City officials have justified the increased number of police officers with the excuse that they’re in the streets to mitigate property damage and looting.
However, video clips spreading online have once again exposed excessive and oftentimes completely unnecessary force doled out by police officers.
From the improper use of rubber bullets to police officers ramming into crowds of protestors, the guise of maintaining “law and order” has rapidly crumbled to reveal, in even sharper detail, why these protests are happening in the first place.
And film editor Nick Andert drives that point home even further with his video We See You, Mayor Garcetti.
Andert, who’s worked on docuseries including Ugly Delicious and Abstract: The Art of Design, juxtaposes footage from Los Angeles mayor Eric Garcetti’s May 31 public safety update with what’s been really going on in the streets between protestors and law enforcement in the city.
We see you, Mayor Garcetti. Please share widely. pic.twitter.com/puknIxTcOY
— Nick Andert (@NickAndert) June 3, 2020
While Garcetti has been mindful in calling for justice for George Floyd and supporting peaceful protests, his intention to control looting and property damage with an imposed curfew and mass arrests has essentially given carte blanche to police officers to handle protestors, peaceful or otherwise, in any manner they see fit.

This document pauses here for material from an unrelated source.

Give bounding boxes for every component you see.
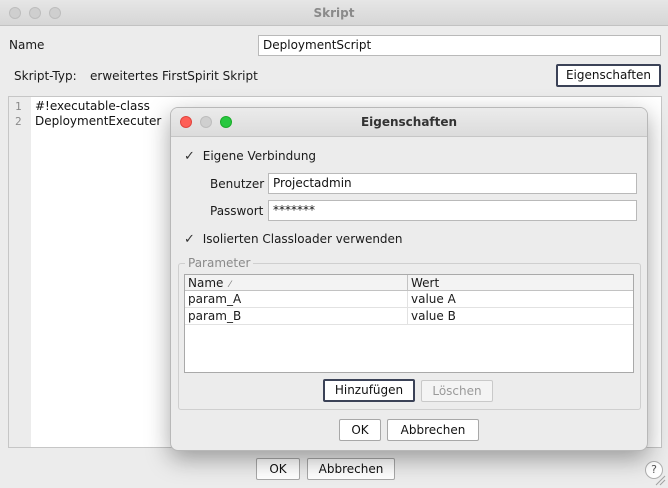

It’s the same problem that’s happening nationwide: city officials telling protestors how they should react, but no one telling officers how to act.
Garcetti did announce on Wednesday that he would be cutting the LAPD’s budget, as well as implementing a moratorium on adding people to the CalGang database, which contains around 100,000 alleged gang members and associates.
It’s a step in the right direction. But one that could be even bigger by actually holding officers accountable for their overtly aggressive actions against protestors, as so expertly stitched together by Andert’s video.
Now we just need a sequel featuring New York City mayor Bill de Blasio.